America,  Civil War,  History,  Uncategorized,  World War II

Looking for the Good War by Elizabeth Samet *** (of 4)

An onion of a book, not just because it can bring you to tears, but because of its layers. In the outer layer, Samet re-describes World War II. Often referred to as The Good War and its fighters as The Greatest Generation, Samet invites us to take another look. As Studs Terkel pointed out in the 1980s when he interviewed Americans about their experience of the war, and Samet emphasizes, under what circumstances do the words “good” and “war” deserve to appended one to the other. Simply put, war is the projection of unlimited violence, and as we too easily forget, Americans and our soldiers were as vicious as the Axis powers; maybe more so, as we were on the winning side.

One layer deeper into the onion, Samet delivers a master class in the value of the humanities in reflecting the human experience. She analyzes our perspectives on warmaking and wartime suffering using sources as old as the Iliad and Odyssey and Shakespeare’s plays and then brings it up to date to show us the hidden depravities and despondencies of the Greatest Generation.
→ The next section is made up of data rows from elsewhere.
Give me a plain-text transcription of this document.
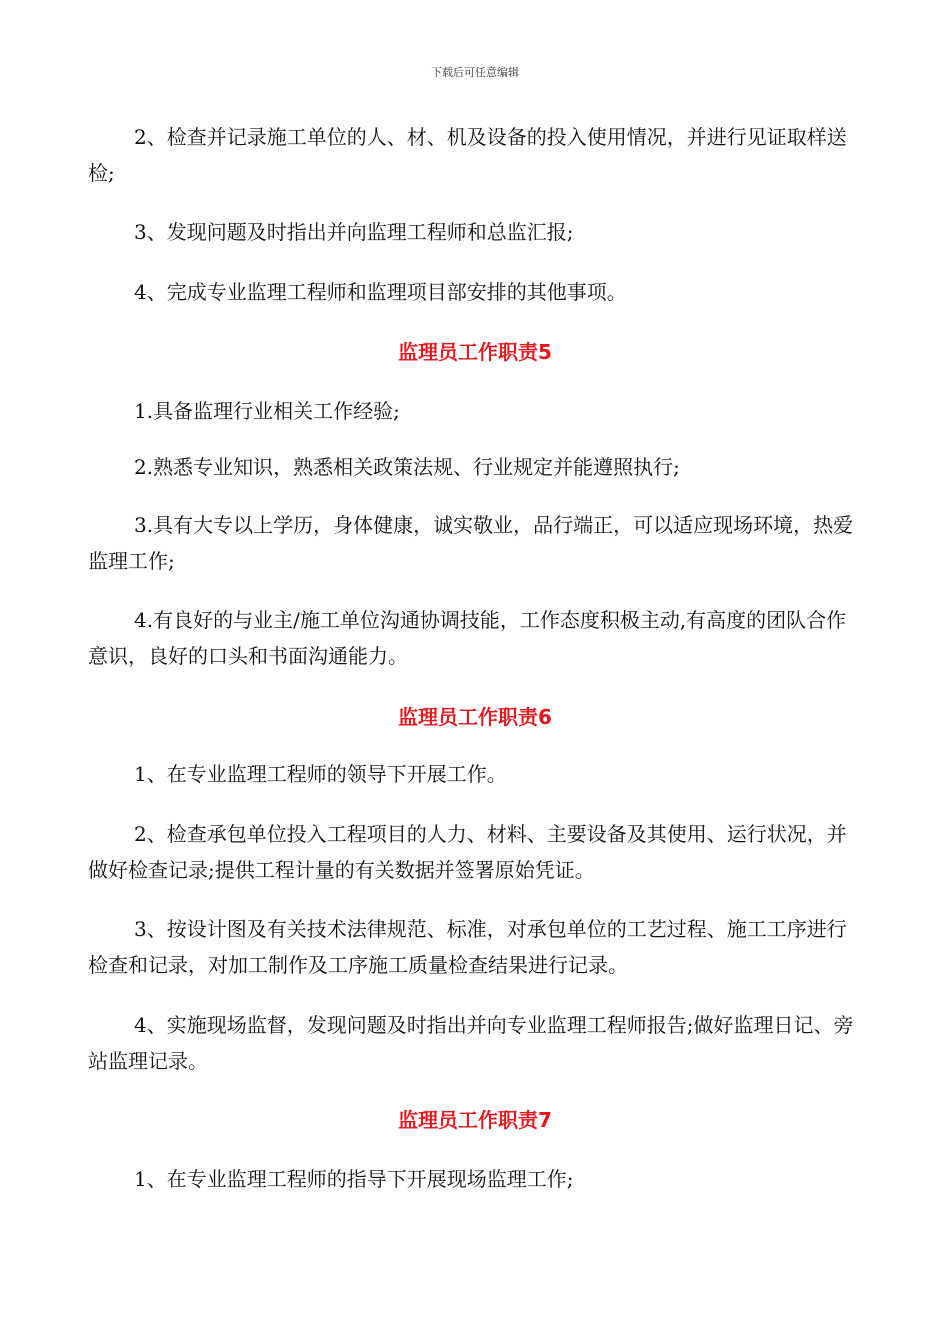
下载后可任意编辑

2、检查并记录施工单位的人、材、机及设备的投入使用情况，并进行见证取样送检;

3、发现问题及时指出并向监理工程师和总监汇报;

4、完成专业监理工程师和监理项目部安排的其他事项。

监理员工作职责5

1.具备监理行业相关工作经验;

2.熟悉专业知识，熟悉相关政策法规、行业规定并能遵照执行;

3.具有大专以上学历，身体健康，诚实敬业，品行端正，可以适应现场环境，热爱监理工作;

4.有良好的与业主/施工单位沟通协调技能，工作态度积极主动,有高度的团队合作意识，良好的口头和书面沟通能力。

监理员工作职责6

1、在专业监理工程师的领导下开展工作。

2、检查承包单位投入工程项目的人力、材料、主要设备及其使用、运行状况，并做好检查记录;提供工程计量的有关数据并签署原始凭证。

3、按设计图及有关技术法律规范、标准，对承包单位的工艺过程、施工工序进行检查和记录，对加工制作及工序施工质量检查结果进行记录。

4、实施现场监督，发现问题及时指出并向专业监理工程师报告;做好监理日记、旁站监理记录。

监理员工作职责7

1、在专业监理工程师的指导下开展现场监理工作;
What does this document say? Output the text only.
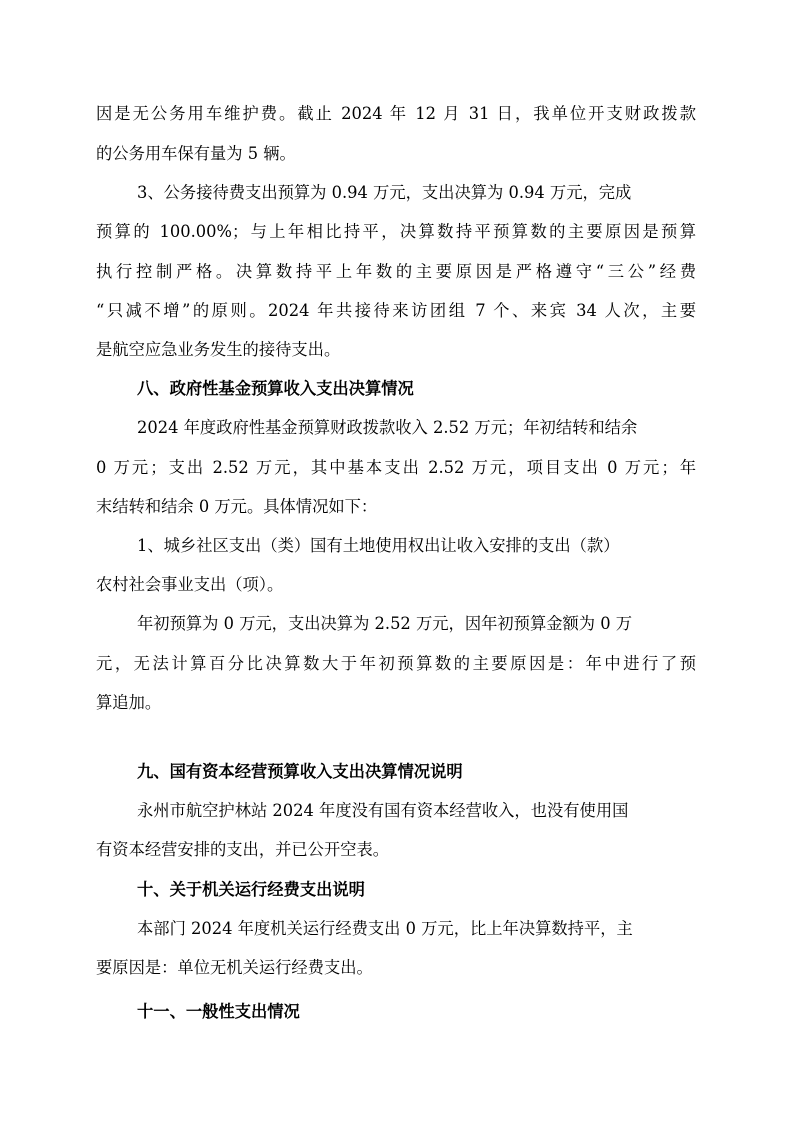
因是无公务用车维护费。截止 2024 年 12 月 31 日，我单位开支财政拨款
的公务用车保有量为 5 辆。
3、公务接待费支出预算为 0.94 万元，支出决算为 0.94 万元，完成
预算的 100.00%；与上年相比持平，决算数持平预算数的主要原因是预算
执行控制严格。决算数持平上年数的主要原因是严格遵守“三公”经费
“只减不增”的原则。2024 年共接待来访团组 7 个、来宾 34 人次，主要
是航空应急业务发生的接待支出。
八、政府性基金预算收入支出决算情况
2024 年度政府性基金预算财政拨款收入 2.52 万元；年初结转和结余
0 万元；支出 2.52 万元，其中基本支出 2.52 万元，项目支出 0 万元；年
末结转和结余 0 万元。具体情况如下：
1、城乡社区支出（类）国有土地使用权出让收入安排的支出（款）
农村社会事业支出（项）。
年初预算为 0 万元，支出决算为 2.52 万元，因年初预算金额为 0 万
元，无法计算百分比决算数大于年初预算数的主要原因是：年中进行了预
算追加。
九、国有资本经营预算收入支出决算情况说明
永州市航空护林站 2024 年度没有国有资本经营收入，也没有使用国
有资本经营安排的支出，并已公开空表。
十、关于机关运行经费支出说明
本部门 2024 年度机关运行经费支出 0 万元，比上年决算数持平，主
要原因是：单位无机关运行经费支出。
十一、一般性支出情况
She reviews scores of films of the 1940s and 1950s to show us despairing veterans, criminals, PTSD, lost youth, and oppressed women and communities of color.

Her onion reveals how World War II has been recalled rhetorically by every subsequent President as validation for a newfound projection of unspeakable violence and how the Civil War — no American war has been deadlier — as a noble cause in both North and South.

The onion’s core is its sweetest. Elizabeth Samet is a Professor of Humanities at West Point, teaching America’s future military leaders the true cost of violence. That is a mark of profound hope. If only her classes were required of our political leaders.